Und natürlich ist sie heutzutage auch - "diskursiv":
"Was sehr großartig funktioniert hat im letzten Jahr, die Kampagne "Umparken im Kopf" für Opel. Und keiner konnte sich dem Thema entziehen. Und wir konnten sehr schön messen, dass das, was wir draußen geschaltet haben, später in den sozialen Netzwerken sich auch wiedergefunden hat, also was auch diskutiert wurde."
Provokationen wie die Benetton-Werbung in den 80ern fehlen
Garstiger Witz, Ironie oder Provokationen wie in den 80er-Jahren, als Toscani für Benetton mit Aidskranken, überfüllten Flüchtlingsschiffen und blutgetränkter Soldatenkleidung warb, fehlen völlig. Stattdessen reihte der zur Pressekonferenz erkrankte Kurator die unverfänglichen Plakate unkommentiert aneinander. Das wirkt ähnlich inspirierend wie die Große Koalition: nämlich gar nicht.
Und prompt erzählt Udo Schendel:
"Wir sehen im Bereich von 'Out-of-Home' eigentlich Trends, die weg vom gedruckten Plakat gehen.

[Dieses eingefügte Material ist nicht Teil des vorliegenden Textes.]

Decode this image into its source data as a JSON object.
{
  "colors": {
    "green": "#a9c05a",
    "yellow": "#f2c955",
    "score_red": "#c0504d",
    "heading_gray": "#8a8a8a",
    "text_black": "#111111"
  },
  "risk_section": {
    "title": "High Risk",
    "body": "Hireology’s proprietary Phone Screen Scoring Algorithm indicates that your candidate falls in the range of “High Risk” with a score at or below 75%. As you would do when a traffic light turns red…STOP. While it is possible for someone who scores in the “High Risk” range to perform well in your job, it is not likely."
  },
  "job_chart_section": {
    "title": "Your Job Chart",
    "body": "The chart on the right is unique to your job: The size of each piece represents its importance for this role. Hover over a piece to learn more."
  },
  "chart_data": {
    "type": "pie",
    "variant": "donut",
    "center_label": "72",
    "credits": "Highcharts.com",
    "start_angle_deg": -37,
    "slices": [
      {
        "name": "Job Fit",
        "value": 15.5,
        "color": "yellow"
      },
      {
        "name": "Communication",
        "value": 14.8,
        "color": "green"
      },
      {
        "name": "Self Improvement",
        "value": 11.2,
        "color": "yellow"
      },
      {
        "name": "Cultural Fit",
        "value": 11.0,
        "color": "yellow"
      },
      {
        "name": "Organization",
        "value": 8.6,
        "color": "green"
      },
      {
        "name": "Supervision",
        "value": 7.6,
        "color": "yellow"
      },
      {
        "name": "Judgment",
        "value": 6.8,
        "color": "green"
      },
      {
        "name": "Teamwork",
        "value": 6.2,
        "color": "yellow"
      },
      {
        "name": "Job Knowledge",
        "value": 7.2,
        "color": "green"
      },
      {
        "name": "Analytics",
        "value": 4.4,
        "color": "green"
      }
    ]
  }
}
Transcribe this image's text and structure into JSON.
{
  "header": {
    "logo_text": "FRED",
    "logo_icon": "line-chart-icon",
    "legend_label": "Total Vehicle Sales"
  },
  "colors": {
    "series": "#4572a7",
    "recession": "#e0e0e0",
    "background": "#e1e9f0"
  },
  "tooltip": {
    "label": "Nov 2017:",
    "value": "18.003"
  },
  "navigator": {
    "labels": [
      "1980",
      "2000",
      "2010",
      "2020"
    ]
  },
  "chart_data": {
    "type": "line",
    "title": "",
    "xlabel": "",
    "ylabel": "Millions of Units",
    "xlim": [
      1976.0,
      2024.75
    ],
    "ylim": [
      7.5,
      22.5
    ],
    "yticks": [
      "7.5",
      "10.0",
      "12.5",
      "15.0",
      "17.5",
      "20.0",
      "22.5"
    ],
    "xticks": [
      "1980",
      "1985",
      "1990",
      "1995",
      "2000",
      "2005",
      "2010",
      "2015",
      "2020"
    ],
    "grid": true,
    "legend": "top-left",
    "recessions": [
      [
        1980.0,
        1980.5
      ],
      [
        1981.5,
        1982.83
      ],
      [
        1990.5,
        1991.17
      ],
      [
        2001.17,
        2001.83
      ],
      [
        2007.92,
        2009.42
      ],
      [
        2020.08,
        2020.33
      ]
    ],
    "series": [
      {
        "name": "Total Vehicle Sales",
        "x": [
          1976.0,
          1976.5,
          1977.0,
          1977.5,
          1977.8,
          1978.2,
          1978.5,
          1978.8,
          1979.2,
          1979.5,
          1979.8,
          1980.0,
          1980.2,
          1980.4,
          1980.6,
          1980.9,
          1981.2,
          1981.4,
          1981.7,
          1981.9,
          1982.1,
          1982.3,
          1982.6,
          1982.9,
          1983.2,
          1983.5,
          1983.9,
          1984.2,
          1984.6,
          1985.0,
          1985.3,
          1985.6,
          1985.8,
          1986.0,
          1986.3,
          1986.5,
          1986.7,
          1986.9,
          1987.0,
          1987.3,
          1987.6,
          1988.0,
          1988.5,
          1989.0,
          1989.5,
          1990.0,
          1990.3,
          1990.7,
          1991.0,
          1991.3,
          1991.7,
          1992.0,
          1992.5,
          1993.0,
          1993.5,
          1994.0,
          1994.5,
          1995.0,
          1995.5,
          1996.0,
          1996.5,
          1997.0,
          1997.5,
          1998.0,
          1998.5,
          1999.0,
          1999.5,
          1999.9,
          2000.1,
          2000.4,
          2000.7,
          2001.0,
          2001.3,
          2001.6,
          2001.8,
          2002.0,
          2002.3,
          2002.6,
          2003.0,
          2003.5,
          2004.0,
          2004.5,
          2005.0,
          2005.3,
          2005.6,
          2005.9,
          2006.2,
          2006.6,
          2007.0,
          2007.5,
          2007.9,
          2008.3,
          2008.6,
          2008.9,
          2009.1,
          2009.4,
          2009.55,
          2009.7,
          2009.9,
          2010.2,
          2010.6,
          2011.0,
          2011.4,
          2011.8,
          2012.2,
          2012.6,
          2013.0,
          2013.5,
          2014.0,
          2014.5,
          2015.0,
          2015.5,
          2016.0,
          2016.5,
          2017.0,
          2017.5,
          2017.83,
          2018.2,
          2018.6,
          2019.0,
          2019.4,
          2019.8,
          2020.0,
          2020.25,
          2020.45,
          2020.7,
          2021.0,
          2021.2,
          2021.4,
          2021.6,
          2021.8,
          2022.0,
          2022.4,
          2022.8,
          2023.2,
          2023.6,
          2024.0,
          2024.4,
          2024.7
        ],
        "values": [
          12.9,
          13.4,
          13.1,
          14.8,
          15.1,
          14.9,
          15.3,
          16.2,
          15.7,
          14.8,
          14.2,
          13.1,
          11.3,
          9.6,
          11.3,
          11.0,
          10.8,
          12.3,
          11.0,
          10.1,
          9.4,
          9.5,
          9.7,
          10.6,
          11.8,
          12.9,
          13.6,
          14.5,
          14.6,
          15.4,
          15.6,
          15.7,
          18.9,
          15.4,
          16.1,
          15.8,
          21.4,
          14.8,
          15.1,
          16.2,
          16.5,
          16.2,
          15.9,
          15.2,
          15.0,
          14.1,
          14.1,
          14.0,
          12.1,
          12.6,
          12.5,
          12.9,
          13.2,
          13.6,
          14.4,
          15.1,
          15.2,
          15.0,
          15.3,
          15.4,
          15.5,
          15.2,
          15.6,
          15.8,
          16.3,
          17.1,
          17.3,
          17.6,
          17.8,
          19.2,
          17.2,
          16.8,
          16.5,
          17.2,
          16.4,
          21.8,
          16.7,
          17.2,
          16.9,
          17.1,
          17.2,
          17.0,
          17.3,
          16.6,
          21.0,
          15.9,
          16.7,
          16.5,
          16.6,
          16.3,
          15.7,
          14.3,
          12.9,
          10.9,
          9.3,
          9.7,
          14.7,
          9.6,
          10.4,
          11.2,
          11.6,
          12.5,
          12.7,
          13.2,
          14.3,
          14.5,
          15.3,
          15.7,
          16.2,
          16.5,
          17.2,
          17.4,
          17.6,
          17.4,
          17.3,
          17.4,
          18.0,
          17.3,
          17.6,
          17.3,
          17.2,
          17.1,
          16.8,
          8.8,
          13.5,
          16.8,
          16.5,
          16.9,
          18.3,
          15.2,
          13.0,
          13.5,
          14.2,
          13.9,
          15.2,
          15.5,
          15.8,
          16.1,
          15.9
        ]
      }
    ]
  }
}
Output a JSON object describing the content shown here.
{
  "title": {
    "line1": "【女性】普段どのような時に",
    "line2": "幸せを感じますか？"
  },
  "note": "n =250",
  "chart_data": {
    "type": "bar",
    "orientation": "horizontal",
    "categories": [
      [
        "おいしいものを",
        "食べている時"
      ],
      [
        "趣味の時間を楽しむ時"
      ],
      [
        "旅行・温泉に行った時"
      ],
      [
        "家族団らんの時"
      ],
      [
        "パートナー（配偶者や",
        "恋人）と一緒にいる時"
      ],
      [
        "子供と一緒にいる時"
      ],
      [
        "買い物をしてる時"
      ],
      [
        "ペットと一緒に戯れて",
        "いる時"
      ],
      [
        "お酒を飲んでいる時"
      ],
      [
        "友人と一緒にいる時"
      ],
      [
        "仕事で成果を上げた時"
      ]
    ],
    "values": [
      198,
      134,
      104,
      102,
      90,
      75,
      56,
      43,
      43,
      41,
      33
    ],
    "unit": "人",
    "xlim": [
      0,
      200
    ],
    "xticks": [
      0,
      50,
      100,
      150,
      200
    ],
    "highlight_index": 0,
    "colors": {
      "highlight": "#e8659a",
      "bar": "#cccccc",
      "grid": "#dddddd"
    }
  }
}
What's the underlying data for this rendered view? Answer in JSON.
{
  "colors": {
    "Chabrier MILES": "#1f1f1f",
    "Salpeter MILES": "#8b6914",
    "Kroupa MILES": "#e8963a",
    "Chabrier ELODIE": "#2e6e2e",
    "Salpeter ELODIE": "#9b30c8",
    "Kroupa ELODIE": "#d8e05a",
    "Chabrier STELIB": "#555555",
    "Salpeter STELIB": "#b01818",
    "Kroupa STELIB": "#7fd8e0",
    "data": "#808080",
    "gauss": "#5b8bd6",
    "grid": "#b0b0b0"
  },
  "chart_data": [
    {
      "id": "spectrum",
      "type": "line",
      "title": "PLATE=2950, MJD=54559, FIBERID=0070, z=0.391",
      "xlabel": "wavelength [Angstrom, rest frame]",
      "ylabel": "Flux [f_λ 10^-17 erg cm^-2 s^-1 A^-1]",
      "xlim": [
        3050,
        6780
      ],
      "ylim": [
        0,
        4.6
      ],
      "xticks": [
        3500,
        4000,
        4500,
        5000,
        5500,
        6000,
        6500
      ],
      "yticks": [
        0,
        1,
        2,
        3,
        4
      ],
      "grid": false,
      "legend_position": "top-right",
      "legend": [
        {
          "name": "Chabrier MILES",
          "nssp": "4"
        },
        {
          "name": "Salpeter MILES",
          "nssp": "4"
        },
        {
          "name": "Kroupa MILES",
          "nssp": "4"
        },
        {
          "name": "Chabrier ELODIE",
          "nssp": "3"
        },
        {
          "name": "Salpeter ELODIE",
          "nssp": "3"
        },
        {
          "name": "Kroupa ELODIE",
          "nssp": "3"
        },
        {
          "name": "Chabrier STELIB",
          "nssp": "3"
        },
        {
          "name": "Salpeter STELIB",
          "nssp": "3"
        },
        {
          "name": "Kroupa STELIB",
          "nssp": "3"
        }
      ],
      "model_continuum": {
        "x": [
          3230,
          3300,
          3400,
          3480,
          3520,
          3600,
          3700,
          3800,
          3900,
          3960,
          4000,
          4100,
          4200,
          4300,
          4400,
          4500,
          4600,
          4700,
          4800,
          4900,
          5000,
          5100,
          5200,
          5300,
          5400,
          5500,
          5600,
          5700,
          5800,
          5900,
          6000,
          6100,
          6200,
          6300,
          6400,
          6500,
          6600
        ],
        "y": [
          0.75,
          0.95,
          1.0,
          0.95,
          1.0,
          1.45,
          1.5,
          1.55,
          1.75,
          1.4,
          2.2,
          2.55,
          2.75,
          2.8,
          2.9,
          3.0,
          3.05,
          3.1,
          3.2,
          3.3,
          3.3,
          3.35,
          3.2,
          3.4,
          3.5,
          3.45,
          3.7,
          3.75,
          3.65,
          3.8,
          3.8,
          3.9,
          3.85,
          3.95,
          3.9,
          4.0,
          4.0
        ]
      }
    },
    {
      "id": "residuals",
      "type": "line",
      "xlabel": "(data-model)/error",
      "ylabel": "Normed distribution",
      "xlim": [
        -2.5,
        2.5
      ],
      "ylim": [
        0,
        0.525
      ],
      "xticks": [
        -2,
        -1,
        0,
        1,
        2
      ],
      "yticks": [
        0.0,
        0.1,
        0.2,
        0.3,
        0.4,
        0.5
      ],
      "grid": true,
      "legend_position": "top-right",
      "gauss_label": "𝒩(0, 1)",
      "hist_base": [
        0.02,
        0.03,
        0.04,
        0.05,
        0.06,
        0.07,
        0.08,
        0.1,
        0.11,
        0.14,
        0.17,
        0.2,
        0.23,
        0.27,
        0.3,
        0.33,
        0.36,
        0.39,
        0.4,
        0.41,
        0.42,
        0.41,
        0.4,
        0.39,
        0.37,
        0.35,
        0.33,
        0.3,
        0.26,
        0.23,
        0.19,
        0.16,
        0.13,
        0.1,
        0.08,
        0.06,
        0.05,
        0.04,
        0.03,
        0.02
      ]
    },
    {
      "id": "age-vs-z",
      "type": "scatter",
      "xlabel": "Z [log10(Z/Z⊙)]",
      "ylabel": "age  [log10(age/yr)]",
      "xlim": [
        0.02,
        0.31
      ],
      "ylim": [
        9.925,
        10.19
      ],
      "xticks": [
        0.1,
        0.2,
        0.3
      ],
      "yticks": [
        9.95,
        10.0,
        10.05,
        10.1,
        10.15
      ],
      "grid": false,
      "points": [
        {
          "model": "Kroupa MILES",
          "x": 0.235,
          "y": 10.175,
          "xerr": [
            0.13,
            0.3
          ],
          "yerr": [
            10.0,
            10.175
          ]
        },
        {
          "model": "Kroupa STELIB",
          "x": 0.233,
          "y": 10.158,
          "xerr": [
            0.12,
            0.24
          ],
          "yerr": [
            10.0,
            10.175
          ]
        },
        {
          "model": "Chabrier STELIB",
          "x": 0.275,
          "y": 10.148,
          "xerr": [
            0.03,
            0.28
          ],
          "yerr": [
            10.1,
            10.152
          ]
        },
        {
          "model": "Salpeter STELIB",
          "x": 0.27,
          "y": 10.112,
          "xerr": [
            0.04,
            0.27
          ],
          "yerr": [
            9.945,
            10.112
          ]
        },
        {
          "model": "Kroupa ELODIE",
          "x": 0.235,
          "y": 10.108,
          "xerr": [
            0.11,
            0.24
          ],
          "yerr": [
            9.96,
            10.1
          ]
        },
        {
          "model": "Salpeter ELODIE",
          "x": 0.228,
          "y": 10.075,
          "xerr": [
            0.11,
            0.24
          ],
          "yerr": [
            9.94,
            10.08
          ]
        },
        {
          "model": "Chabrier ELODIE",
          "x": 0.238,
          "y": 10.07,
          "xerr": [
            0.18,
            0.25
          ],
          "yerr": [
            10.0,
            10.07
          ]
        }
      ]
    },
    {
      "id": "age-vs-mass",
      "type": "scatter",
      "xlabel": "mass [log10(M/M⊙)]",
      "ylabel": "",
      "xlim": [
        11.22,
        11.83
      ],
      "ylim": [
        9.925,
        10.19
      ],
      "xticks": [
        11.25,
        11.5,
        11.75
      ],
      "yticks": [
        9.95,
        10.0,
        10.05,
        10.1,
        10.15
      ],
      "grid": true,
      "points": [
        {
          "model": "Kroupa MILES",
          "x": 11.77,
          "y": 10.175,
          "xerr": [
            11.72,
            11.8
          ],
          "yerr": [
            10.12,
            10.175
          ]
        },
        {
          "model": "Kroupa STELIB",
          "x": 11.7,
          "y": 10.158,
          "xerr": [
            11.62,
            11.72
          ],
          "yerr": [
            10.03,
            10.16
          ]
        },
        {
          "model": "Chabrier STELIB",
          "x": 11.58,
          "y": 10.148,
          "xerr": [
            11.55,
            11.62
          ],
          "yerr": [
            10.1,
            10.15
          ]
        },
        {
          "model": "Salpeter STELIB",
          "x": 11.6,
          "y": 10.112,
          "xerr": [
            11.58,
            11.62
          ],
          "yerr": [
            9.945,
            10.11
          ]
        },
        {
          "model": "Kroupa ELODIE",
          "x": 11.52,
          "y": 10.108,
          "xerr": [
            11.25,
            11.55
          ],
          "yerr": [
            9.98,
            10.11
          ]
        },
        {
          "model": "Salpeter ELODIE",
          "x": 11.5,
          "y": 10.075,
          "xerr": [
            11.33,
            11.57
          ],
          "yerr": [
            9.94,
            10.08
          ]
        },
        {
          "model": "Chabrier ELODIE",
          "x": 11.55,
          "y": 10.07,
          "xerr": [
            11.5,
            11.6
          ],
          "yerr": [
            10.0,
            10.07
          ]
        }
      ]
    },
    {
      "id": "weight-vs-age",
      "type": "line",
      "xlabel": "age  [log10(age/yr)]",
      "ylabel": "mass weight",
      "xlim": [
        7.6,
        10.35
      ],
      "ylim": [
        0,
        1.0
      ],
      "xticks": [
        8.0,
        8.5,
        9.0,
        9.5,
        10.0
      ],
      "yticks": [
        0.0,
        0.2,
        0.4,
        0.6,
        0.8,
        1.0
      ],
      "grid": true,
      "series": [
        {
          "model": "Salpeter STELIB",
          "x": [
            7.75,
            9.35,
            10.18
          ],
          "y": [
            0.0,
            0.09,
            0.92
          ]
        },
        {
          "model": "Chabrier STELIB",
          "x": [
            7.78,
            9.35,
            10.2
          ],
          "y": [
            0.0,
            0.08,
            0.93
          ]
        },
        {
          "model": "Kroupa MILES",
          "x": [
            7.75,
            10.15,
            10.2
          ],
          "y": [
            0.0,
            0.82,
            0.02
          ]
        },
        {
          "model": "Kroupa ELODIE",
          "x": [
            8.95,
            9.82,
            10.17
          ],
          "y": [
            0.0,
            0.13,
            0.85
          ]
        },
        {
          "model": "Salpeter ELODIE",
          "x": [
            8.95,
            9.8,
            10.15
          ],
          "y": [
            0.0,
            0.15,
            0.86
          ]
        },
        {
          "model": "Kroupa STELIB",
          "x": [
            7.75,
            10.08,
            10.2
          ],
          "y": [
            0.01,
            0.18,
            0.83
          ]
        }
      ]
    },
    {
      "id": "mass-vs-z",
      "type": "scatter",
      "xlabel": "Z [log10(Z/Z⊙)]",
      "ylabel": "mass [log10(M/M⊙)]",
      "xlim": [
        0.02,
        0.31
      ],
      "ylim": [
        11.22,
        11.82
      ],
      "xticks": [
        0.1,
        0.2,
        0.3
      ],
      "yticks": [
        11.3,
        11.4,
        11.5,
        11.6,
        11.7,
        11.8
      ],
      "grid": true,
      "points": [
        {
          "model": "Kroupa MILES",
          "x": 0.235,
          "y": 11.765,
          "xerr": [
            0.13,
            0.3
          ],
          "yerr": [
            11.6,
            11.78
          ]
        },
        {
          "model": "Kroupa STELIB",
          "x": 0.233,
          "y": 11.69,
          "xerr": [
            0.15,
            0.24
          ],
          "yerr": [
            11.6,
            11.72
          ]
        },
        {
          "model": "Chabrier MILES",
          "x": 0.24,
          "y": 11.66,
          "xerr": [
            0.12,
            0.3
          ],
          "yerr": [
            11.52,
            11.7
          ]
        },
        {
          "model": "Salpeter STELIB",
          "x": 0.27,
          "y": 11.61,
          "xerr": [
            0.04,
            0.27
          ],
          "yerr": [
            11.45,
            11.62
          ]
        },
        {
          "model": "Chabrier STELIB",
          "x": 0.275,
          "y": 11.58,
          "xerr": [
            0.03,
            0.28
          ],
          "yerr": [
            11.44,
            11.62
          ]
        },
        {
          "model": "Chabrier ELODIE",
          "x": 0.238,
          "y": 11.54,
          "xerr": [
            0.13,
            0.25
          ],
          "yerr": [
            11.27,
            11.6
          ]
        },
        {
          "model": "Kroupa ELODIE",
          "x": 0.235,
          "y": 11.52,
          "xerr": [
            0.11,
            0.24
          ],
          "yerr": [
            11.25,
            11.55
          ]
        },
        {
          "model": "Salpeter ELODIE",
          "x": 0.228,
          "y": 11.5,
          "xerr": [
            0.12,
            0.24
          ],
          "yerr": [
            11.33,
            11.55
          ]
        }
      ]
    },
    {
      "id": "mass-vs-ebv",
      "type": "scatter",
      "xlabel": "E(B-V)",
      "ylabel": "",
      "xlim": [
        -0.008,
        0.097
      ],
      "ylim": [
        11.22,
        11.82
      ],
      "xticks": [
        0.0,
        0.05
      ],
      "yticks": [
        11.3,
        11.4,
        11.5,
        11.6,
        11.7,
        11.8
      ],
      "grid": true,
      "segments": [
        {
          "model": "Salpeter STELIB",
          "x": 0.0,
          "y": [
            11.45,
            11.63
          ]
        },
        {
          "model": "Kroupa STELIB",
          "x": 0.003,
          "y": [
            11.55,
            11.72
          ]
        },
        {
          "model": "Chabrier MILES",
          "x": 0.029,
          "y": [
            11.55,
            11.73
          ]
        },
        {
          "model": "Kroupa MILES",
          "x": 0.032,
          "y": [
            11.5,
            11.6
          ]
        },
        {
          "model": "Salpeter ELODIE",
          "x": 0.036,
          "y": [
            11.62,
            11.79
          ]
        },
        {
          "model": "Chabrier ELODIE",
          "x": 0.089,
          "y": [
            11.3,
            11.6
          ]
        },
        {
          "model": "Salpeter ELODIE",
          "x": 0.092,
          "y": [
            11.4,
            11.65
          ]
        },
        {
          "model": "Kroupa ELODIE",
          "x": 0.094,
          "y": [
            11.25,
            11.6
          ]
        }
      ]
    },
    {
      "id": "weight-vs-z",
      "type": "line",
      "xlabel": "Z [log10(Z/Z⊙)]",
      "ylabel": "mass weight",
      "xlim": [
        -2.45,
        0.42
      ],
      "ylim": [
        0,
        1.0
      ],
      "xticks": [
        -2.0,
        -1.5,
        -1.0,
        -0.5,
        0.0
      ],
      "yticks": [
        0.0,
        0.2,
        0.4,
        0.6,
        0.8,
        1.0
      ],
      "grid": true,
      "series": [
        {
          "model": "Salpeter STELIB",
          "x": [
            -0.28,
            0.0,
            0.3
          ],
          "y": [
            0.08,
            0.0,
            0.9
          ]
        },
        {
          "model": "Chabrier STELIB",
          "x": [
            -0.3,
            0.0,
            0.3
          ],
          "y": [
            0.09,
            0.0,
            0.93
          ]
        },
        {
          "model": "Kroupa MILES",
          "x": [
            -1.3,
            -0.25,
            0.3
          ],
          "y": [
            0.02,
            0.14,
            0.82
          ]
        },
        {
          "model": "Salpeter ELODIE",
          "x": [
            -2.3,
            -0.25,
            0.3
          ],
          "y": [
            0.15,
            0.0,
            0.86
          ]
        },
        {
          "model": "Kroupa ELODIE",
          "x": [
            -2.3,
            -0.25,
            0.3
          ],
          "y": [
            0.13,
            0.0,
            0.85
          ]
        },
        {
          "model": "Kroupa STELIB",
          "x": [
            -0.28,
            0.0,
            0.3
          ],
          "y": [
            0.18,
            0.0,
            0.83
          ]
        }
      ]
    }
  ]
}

Und das zeigen wir hier in der Ausstellung auch schon mit einer Installation."
Die "Installation" steht am Eingang zur Ausstellung, ist eine große Leuchtreklamesäule, und zeigt ein Brot.
"Das ist das weltweit erste digitale Plakat an dem Sie direkt bezahlen können. In dem Fall ist es ein Spendenvorgang für Misereor."
Soll heißen: Raus mit der Kreditkarte, durch einen Metallstreben gezogen, zwei Euro abgebucht - schon wird von dem Brot eine Scheibe abgeschnitten, die von einer Hand dankend entgegengenommen wird. Danach lässt sich guten Gewissens im Museumsrestaurant speisen oder weitershoppen!
"Wir haben in Deutschland schon über 120.000 Screens, die wir ansteuern können. Also: Die Zeit des geklebten Plakates wird irgendwann vorbei sein."
Eigentümlich museales Flair
In der Ausstellung machen einige Werbefilme eher ungewollt deutlich: Oft ist das Plakat nur noch ein gut designtes Nebenprodukt zu aufwändig und raffiniert gedrehten Filmen, die die eigentliche manipulative und umsatzsichernde Arbeit leisten: Adidas etwa feiert sich in einem rasanten Videoclip als engagierten Förderer benachteiligter schwarzer Jugendlicher.
So wirkt die Plakat-Ausstellung eigentümlich museal. Auch wenn Udo Schendel plötzlich betont, nichts bliebe besser in unserer Erinnerung haften, als - Plakate...
"Das Plakat ist das einzige Medium, dass Sie nicht wegzappen, abschalten oder vermeiden können. Es kommt unwillkürlich auf Sie zu. Und ein gut gestaltetes Plakat wird seine Wirkung hinterlassen."
Die Auswahl in Hamburg allerdings hinterlässt ziemliche Langeweile.